Associate Professor, Crown Family School of Social Work, Policy, and Practice
Faculty Affiliate, Department of Sociology
Faculty Fellow, Center for Spatial Data Science
Faculty Advisory Council Member, Mansueto Institute for Urban Innovation
The University of Chicago
Nicole Marwell’s research examines urban governance, with a focus on the diverse intersections between nonprofit organizations, government bureaucracies, and politics. Marwell’s approach to studying urban governance draws on an interdisciplinary set of insights and tools from sociology, organization studies, ethnic studies, political science, and public administration. She begins with the premise that organizations mediate the historically specific operation of key urban processes such as economic production, public goods distribution, community formation, and democratic representation. As such, organizations provide key sites for the empirical investigation of these and other urban phenomena. She understands cities as complex and shifting sets of inter-organizational relations, and uses qualitative, quantitative, and historical methods to explore how changes in this meso-level of social structure affect urban cohesion, inequality, and exclusion.

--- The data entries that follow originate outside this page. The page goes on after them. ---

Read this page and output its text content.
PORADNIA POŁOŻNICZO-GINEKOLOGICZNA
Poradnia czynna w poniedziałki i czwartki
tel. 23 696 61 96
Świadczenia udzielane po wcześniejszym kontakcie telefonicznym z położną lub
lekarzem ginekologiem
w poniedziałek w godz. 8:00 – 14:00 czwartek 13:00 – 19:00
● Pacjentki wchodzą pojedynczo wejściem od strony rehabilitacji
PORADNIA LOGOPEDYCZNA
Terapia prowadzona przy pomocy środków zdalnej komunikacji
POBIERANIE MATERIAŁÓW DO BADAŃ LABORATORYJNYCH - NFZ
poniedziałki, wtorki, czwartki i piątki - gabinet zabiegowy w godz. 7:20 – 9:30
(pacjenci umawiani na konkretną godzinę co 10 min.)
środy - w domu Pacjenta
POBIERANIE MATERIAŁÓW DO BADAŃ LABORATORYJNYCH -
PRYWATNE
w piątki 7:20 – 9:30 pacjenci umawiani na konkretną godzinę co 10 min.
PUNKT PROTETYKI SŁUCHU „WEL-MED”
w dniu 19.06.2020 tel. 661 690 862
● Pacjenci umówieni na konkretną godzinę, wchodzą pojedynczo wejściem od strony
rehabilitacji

Her current research projects include: (1) a study of how stakeholders understand the benefits and drawbacks of using randomized controlled trials (RCTs) to evaluate human service programs and organizations; (2) an investigation of how different forms of knowledge are deployed in decision-making during the rollout of mandates for evidence-based policy take-up by human service organizations; (3) the development of a course and book prospectus examining the new governance challenges posed by the 21st century data explosion, with a focus on how data science, social science, and public policy intersect; (4) and the Next-Generation Health and Human Services Platform, a project that seeks to develop a process and platform to use publicly available data to present a system-wide picture of whether public funds are appropriately matched to identified community health and human service needs. Marwell’s 2007 book, Bargaining for Brooklyn: Community Organizations in the Entrepreneurial City was published by the University of Chicago Press.
Prior to beginning her academic career, Marwell worked at New York City’s Museum of Contemporary Hispanic Art, the AT&T Foundation, the Levi Strauss Foundation, and Nike. She was previously associate professor of public affairs at Baruch College, academic director of the Baruch Center for Nonprofit Strategy and Management, and a member of the sociology faculty at the CUNY Graduate Center. Professor Marwell received her PhD in sociology from the University of Chicago.